By Sheena Dooley | Iowa Watchdog
DES MOINES – Iowa’s top election official told lawmakers Tuesday his office went out of its way to protect voter rights when enacting emergency rules to remove noncitizens from the state’s list of registered voters.
Secretary of State Matt Schultz told the Legislature’s Administrative Rules Committee he took extra steps — such as providing hearings for noncitizens on voter rolls and checking their status by using an up-to-date federal immigration database — to ensure against falsely accusing people of voter fraud. In no way was his office targeting specific minorities, he told lawmakers.
He denied allegations he was trying to purge voter rolls, calling his measure an anti-purge rule.
“This is not meant to discriminate against anyone,” Schultz said. “I can tell you my intentions. I am trying to do my job. We are trying to do what’s right. We do not want to go out and accuse someone who is a citizen of the United States of not being a citizen. That’s why we are trying to be very reasonable in how we execute this rule.”
Lawmakers and seven members of the public spent more than an hour questioning the rules Schultz, a Republican, quietly enacted in July, with some saying his directive was too vague, pushed through too quickly without public input. It also comes after the 70-day deadline set in Iowa law to remove individuals from voter-registration lists.
Committee members will delay taking action on the matter until a public hearing in October, according to Rep. Jo Oldson, D-Des Moines.
“I hear what’s going on around the country and then Iowa wants to join in at the last minute,” said Sen. Jack Kibbie, D-Emmetsburg. “Whether you call it suppressed voting or not, none of the county auditors I talked to feel there have been illegal votes in the past.”
Schultz began vetting voter lists in March after returning from a national conference for secretaries of state.
Schultz found just more than 3,500 possible noncitizens who were registered to vote, but he waited until late July to enact emergency rules after the federal government said it would provide his office with the immigration database.
Kibbie questioned why Schultz failed to bring the issue to lawmakers during the latest session, which didn’t end until May.
“It’s my job as secretary of state to make sure we have honest and fair elections and protect voter rights,” Schultz said. “I can’t ignore these numbers.”
Federal officials have yet to sign a memorandum of understanding to provide the database to Schultz’s office. But Schultz told lawmakers he expects to receive the database in the near future, although he couldn’t provide specifics.

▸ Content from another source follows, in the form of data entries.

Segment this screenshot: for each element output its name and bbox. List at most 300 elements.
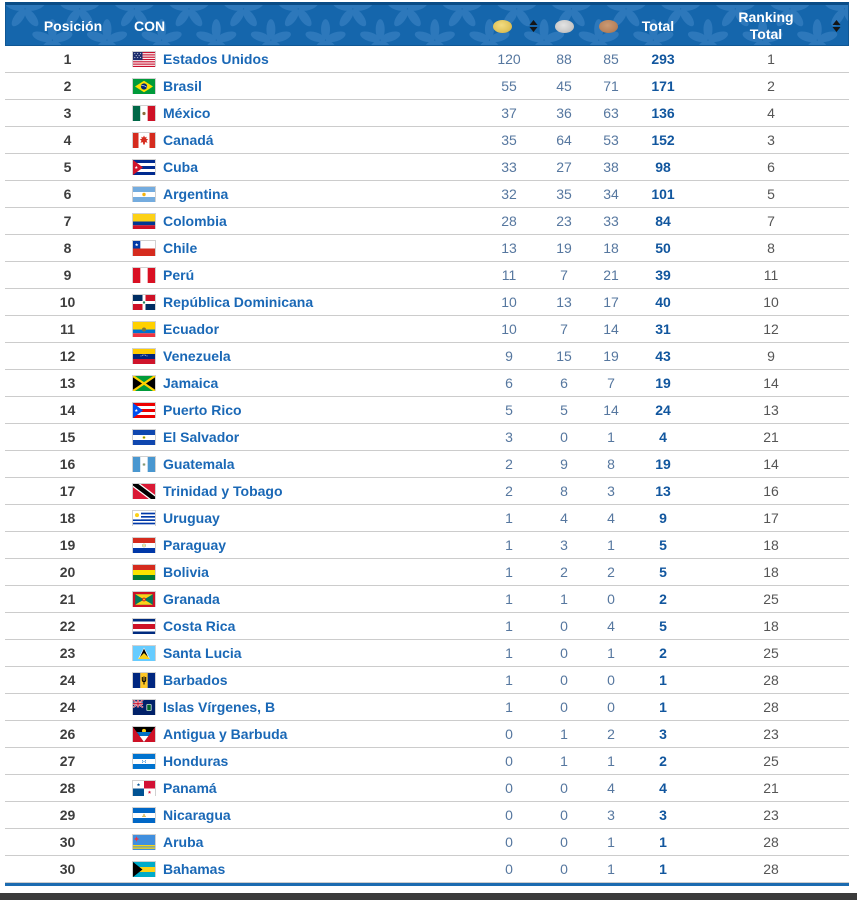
position-value: 3 [63, 105, 72, 121]
ranking-total-value: 28 [763, 699, 779, 715]
flag-icon-pr [133, 403, 155, 418]
total-count: 3 [659, 807, 667, 823]
table-row [5, 640, 849, 667]
total-count: 2 [659, 753, 667, 769]
country-link[interactable]: Venezuela [163, 348, 231, 364]
total-count: 9 [659, 510, 667, 526]
silver-count: 45 [556, 78, 572, 94]
gold-count: 1 [505, 537, 513, 553]
country-cell [130, 429, 467, 445]
ranking-total-value: 3 [767, 132, 775, 148]
gold-count: 2 [505, 456, 513, 472]
table-row [5, 694, 849, 721]
country-cell [130, 672, 467, 688]
table-bottom-border [5, 883, 849, 886]
total-count: 5 [659, 618, 667, 634]
country-cell [130, 780, 467, 796]
table-row [5, 667, 849, 694]
position-value: 29 [59, 807, 76, 823]
bronze-count: 53 [603, 132, 619, 148]
country-link[interactable]: Perú [163, 267, 195, 283]
table-row [5, 829, 849, 856]
gold-count: 0 [505, 834, 513, 850]
gold-count: 0 [505, 753, 513, 769]
total-count: 40 [655, 294, 671, 310]
total-count: 1 [659, 834, 667, 850]
ranking-total-value: 25 [763, 591, 779, 607]
gold-count: 2 [505, 483, 513, 499]
position-value: 10 [59, 294, 76, 310]
total-count: 293 [651, 51, 675, 67]
flag-icon-lc [133, 646, 155, 661]
header-con[interactable]: CON [134, 17, 166, 34]
country-link[interactable]: Honduras [163, 753, 229, 769]
position-value: 18 [59, 510, 76, 526]
flag-icon-ar [133, 187, 155, 202]
position-value: 24 [59, 699, 76, 715]
total-count: 19 [655, 375, 671, 391]
total-count: 84 [655, 213, 671, 229]
bronze-count: 71 [603, 78, 619, 94]
position-value: 2 [63, 78, 72, 94]
bronze-count: 1 [607, 537, 615, 553]
flag-icon-ag [133, 727, 155, 742]
silver-count: 9 [560, 456, 568, 472]
silver-count: 6 [560, 375, 568, 391]
total-count: 152 [651, 132, 675, 148]
total-count: 39 [655, 267, 671, 283]
position-value: 30 [59, 861, 76, 877]
flag-icon-co [133, 214, 155, 229]
ranking-total-value: 10 [763, 294, 779, 310]
country-cell [130, 348, 467, 364]
silver-count: 88 [556, 51, 572, 67]
gold-count: 55 [501, 78, 517, 94]
table-row [5, 721, 849, 748]
position-value: 27 [59, 753, 76, 769]
position-value: 11 [60, 321, 75, 337]
bronze-count: 34 [603, 186, 619, 202]
flag-icon-bo [133, 565, 155, 580]
table-row [5, 478, 849, 505]
gold-count: 6 [505, 375, 513, 391]
gold-count: 0 [505, 861, 513, 877]
country-cell [130, 591, 467, 607]
table-row [5, 532, 849, 559]
total-count: 171 [651, 78, 675, 94]
flag-icon-uy [133, 511, 155, 526]
flag-icon-ni [133, 808, 155, 823]
total-count: 13 [655, 483, 671, 499]
country-cell [130, 564, 467, 580]
ranking-total-value: 13 [763, 402, 779, 418]
bronze-count: 85 [603, 51, 619, 67]
ranking-total-value: 7 [767, 213, 775, 229]
table-row [5, 586, 849, 613]
total-count: 19 [655, 456, 671, 472]
table-row [5, 235, 849, 262]
silver-count: 8 [560, 483, 568, 499]
ranking-total-value: 16 [763, 483, 779, 499]
table-row [5, 397, 849, 424]
country-link[interactable]: Guatemala [163, 456, 235, 472]
gold-count: 120 [497, 51, 521, 67]
table-row [5, 424, 849, 451]
flag-icon-bb [133, 673, 155, 688]
flag-icon-mx [133, 106, 155, 121]
country-link[interactable]: Trinidad y Tobago [163, 483, 283, 499]
bronze-count: 19 [603, 348, 619, 364]
country-cell [130, 537, 467, 553]
silver-count: 0 [560, 834, 568, 850]
position-value: 12 [59, 348, 76, 364]
flag-icon-tt [133, 484, 155, 499]
flag-icon-vg [133, 700, 155, 715]
bronze-count: 1 [607, 834, 615, 850]
header-total[interactable]: Total [641, 17, 675, 34]
country-cell [130, 753, 467, 769]
gold-count: 1 [505, 564, 513, 580]
flag-icon-py [133, 538, 155, 553]
gold-count: 9 [505, 348, 513, 364]
bronze-count: 4 [607, 618, 615, 634]
flag-icon-ec [133, 322, 155, 337]
total-count: 4 [659, 780, 667, 796]
flag-icon-gt [133, 457, 155, 472]
table-row [5, 181, 849, 208]
country-link[interactable]: Argentina [163, 186, 229, 202]
table-row [5, 370, 849, 397]
gold-count: 0 [505, 726, 513, 742]
country-cell [130, 618, 467, 634]
country-cell [130, 726, 467, 742]
position-value: 19 [59, 537, 76, 553]
sort-icon[interactable] [832, 19, 841, 33]
position-value: 22 [59, 618, 76, 634]
flag-icon-cl [133, 241, 155, 256]
ranking-total-value: 11 [763, 267, 779, 283]
position-value: 13 [59, 375, 76, 391]
flag-icon-gd [133, 592, 155, 607]
table-row [5, 775, 849, 802]
total-count: 98 [655, 159, 671, 175]
ranking-total-value: 28 [763, 672, 779, 688]
silver-count: 64 [556, 132, 572, 148]
silver-count: 3 [560, 537, 568, 553]
table-body [5, 46, 849, 883]
country-cell [130, 375, 467, 391]
total-count: 43 [655, 348, 671, 364]
gold-count: 1 [505, 618, 513, 634]
flag-icon-cr [133, 619, 155, 634]
flag-icon-pa [133, 781, 155, 796]
country-link[interactable]: Ecuador [163, 321, 220, 337]
ranking-total-value: 1 [767, 51, 775, 67]
position-value: 8 [63, 240, 72, 256]
country-link[interactable]: Chile [163, 240, 198, 256]
position-value: 5 [63, 159, 72, 175]
country-link[interactable]: Cuba [163, 159, 198, 175]
bronze-count: 18 [603, 240, 619, 256]
position-value: 24 [59, 672, 76, 688]
table-row [5, 613, 849, 640]
bronze-count: 8 [607, 456, 615, 472]
total-count: 1 [659, 672, 667, 688]
country-cell [130, 861, 467, 877]
ranking-total-value: 18 [763, 564, 779, 580]
position-value: 21 [59, 591, 76, 607]
gold-count: 1 [505, 699, 513, 715]
total-count: 3 [659, 726, 667, 742]
silver-medal-icon[interactable] [555, 20, 574, 33]
ranking-total-value: 9 [767, 348, 775, 364]
header-ranking-total[interactable]: Ranking Total [738, 9, 794, 42]
country-link[interactable]: Canadá [163, 132, 214, 148]
silver-count: 0 [560, 807, 568, 823]
country-cell [130, 213, 467, 229]
position-value: 30 [59, 834, 76, 850]
bronze-count: 2 [607, 726, 615, 742]
ranking-total-value: 14 [763, 375, 779, 391]
total-count: 24 [655, 402, 671, 418]
country-cell [130, 402, 467, 418]
ranking-total-value: 21 [763, 429, 779, 445]
country-link[interactable]: República Dominicana [163, 294, 314, 310]
position-value: 1 [63, 51, 72, 67]
country-link[interactable]: Barbados [163, 672, 228, 688]
ranking-total-value: 18 [763, 618, 779, 634]
table-row [5, 127, 849, 154]
country-cell [130, 51, 467, 67]
ranking-total-value: 21 [763, 780, 779, 796]
silver-count: 23 [556, 213, 572, 229]
silver-count: 0 [560, 645, 568, 661]
total-count: 2 [659, 591, 667, 607]
gold-count: 1 [505, 510, 513, 526]
total-count: 31 [655, 321, 671, 337]
country-link[interactable]: Aruba [163, 834, 204, 850]
country-link[interactable]: Islas Vírgenes, B [163, 699, 276, 715]
silver-count: 7 [560, 321, 568, 337]
silver-count: 36 [556, 105, 572, 121]
silver-count: 1 [560, 753, 568, 769]
country-link[interactable]: Brasil [163, 78, 202, 94]
flag-icon-hn [133, 754, 155, 769]
gold-count: 1 [505, 672, 513, 688]
country-cell [130, 645, 467, 661]
bronze-count: 63 [603, 105, 619, 121]
table-header [5, 2, 849, 46]
country-link[interactable]: Jamaica [163, 375, 219, 391]
bronze-count: 0 [607, 672, 615, 688]
country-link[interactable]: Uruguay [163, 510, 220, 526]
silver-count: 0 [560, 861, 568, 877]
bronze-count: 38 [603, 159, 619, 175]
country-cell [130, 456, 467, 472]
position-value: 14 [59, 402, 76, 418]
country-cell [130, 807, 467, 823]
bronze-medal-icon[interactable] [599, 20, 618, 33]
country-link[interactable]: Costa Rica [163, 618, 236, 634]
position-value: 17 [59, 483, 76, 499]
gold-count: 37 [501, 105, 517, 121]
gold-count: 0 [505, 780, 513, 796]
country-cell [130, 105, 467, 121]
silver-count: 0 [560, 780, 568, 796]
silver-count: 2 [560, 564, 568, 580]
silver-count: 15 [556, 348, 572, 364]
position-value: 23 [59, 645, 76, 661]
bronze-count: 21 [603, 267, 619, 283]
country-cell [130, 294, 467, 310]
table-row [5, 154, 849, 181]
gold-count: 32 [501, 186, 517, 202]
country-link[interactable]: Panamá [163, 780, 217, 796]
table-row [5, 748, 849, 775]
country-link[interactable]: Puerto Rico [163, 402, 242, 418]
country-cell [130, 240, 467, 256]
country-cell [130, 78, 467, 94]
position-value: 6 [63, 186, 72, 202]
total-count: 4 [659, 429, 667, 445]
ranking-total-value: 28 [763, 834, 779, 850]
gold-medal-icon[interactable] [493, 20, 512, 33]
flag-icon-ca [133, 133, 155, 148]
country-link[interactable]: Bahamas [163, 861, 226, 877]
flag-icon-aw [133, 835, 155, 850]
ranking-total-value: 8 [767, 240, 775, 256]
table-row [5, 559, 849, 586]
bottom-dark-bar [0, 893, 857, 900]
country-link[interactable]: Antigua y Barbuda [163, 726, 288, 742]
country-link[interactable]: Granada [163, 591, 220, 607]
ranking-total-value: 14 [763, 456, 779, 472]
total-count: 2 [659, 645, 667, 661]
ranking-total-value: 4 [767, 105, 775, 121]
bronze-count: 3 [607, 807, 615, 823]
total-count: 5 [659, 537, 667, 553]
country-cell [130, 510, 467, 526]
flag-icon-jm [133, 376, 155, 391]
position-value: 4 [63, 132, 72, 148]
table-row [5, 316, 849, 343]
country-cell [130, 834, 467, 850]
bronze-count: 3 [607, 483, 615, 499]
country-link[interactable]: Bolivia [163, 564, 209, 580]
bronze-count: 1 [607, 753, 615, 769]
flag-icon-pe [133, 268, 155, 283]
country-cell [130, 159, 467, 175]
silver-count: 35 [556, 186, 572, 202]
medal-table [5, 2, 849, 886]
silver-count: 1 [560, 591, 568, 607]
bronze-count: 1 [607, 861, 615, 877]
silver-count: 19 [556, 240, 572, 256]
flag-icon-do [133, 295, 155, 310]
ranking-total-value: 23 [763, 726, 779, 742]
bronze-count: 4 [607, 780, 615, 796]
gold-count: 13 [501, 240, 517, 256]
table-row [5, 343, 849, 370]
position-value: 7 [63, 213, 72, 229]
table-row [5, 289, 849, 316]
country-link[interactable]: El Salvador [163, 429, 240, 445]
country-link[interactable]: Estados Unidos [163, 51, 269, 67]
bronze-count: 1 [607, 429, 615, 445]
position-value: 9 [63, 267, 72, 283]
flag-icon-bs [133, 862, 155, 877]
bronze-count: 1 [607, 645, 615, 661]
position-value: 15 [59, 429, 76, 445]
flower-pattern-decoration [6, 5, 848, 45]
gold-count: 10 [501, 321, 517, 337]
ranking-total-value: 23 [763, 807, 779, 823]
gold-count: 1 [505, 591, 513, 607]
flag-icon-us [133, 52, 155, 67]
ranking-total-value: 28 [763, 861, 779, 877]
country-link[interactable]: México [163, 105, 211, 121]
gold-count: 28 [501, 213, 517, 229]
sort-icon[interactable] [529, 19, 538, 33]
ranking-total-value: 6 [767, 159, 775, 175]
gold-count: 1 [505, 645, 513, 661]
bronze-count: 4 [607, 510, 615, 526]
gold-count: 10 [501, 294, 517, 310]
country-link[interactable]: Santa Lucia [163, 645, 242, 661]
table-row [5, 100, 849, 127]
total-count: 5 [659, 564, 667, 580]
bronze-count: 17 [603, 294, 619, 310]
ranking-total-value: 17 [763, 510, 779, 526]
position-value: 20 [59, 564, 76, 580]
country-link[interactable]: Nicaragua [163, 807, 231, 823]
ranking-total-value: 18 [763, 537, 779, 553]
country-cell [130, 321, 467, 337]
bronze-count: 2 [607, 564, 615, 580]
silver-count: 0 [560, 618, 568, 634]
bronze-count: 14 [603, 321, 619, 337]
header-posicion[interactable]: Posición [43, 17, 103, 34]
total-count: 136 [651, 105, 675, 121]
gold-count: 3 [505, 429, 513, 445]
gold-count: 0 [505, 807, 513, 823]
flag-icon-cu [133, 160, 155, 175]
ranking-total-value: 25 [763, 645, 779, 661]
ranking-total-value: 25 [763, 753, 779, 769]
silver-count: 5 [560, 402, 568, 418]
bronze-count: 14 [603, 402, 619, 418]
flag-icon-sv [133, 430, 155, 445]
country-link[interactable]: Paraguay [163, 537, 227, 553]
bronze-count: 0 [607, 699, 615, 715]
silver-count: 4 [560, 510, 568, 526]
flag-icon-ve [133, 349, 155, 364]
table-row [5, 856, 849, 883]
position-value: 26 [59, 726, 76, 742]
bronze-count: 7 [607, 375, 615, 391]
silver-count: 27 [556, 159, 572, 175]
flag-icon-br [133, 79, 155, 94]
total-count: 1 [659, 861, 667, 877]
table-row [5, 46, 849, 73]
table-row [5, 505, 849, 532]
silver-count: 0 [560, 699, 568, 715]
country-cell [130, 267, 467, 283]
table-row [5, 802, 849, 829]
country-link[interactable]: Colombia [163, 213, 227, 229]
position-value: 16 [59, 456, 76, 472]
gold-count: 35 [501, 132, 517, 148]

Critics of the emergency rules and some lawmakers on the committee questioned whether there is time to vet voter lists, given the November election is only weeks away. Once the state receives the database, Schultz’s office must compare it to the list of the 3,500 immigrants whose status is in question. Officials will then send letters to the individuals, giving them 14 days to respond. If they fail to respond, another letter will be sent giving them an additional 14 days. At that point, the matter will be turned over to counties involved, Schultz said.
Iowa immigration lawyer Della Arriaga told the committee it can take weeks or months for naturalized citizens to collect the needed documentation to confirm their status. The rules also don’t address children whose parents are in the military and born abroad or those adopted from other countries. It addresses only those who come in as a legal immigrant, she said.
“This proposal doesn’t make sense,” Arriaga said. “It’s based on a person’s A number. Not all immigrants have A numbers.”
Schultz told the committee no action would be taken until his office receives the list. He later said he turned the state’s list over to an investigator with the Iowa Department of Criminal Investigation. His office signed a two-year contract with the department to provide an investigator at a yearly cost of up to $140,000, he told lawmakers.
He could not provide lawmakers with the total cost of the emergency rules.
“It seems to me that you grabbed the rules two months ago, they got published a month ago and we are now quickly headed through September and we still don’t have the system,” Oldson said. “I’m a little mystified. When you sit in the public eye perception is pretty darn important. You said you didn’t want anyone questioning why you are doing this. There are a lot of concerns. We have a public perception problem even if your intent is good.”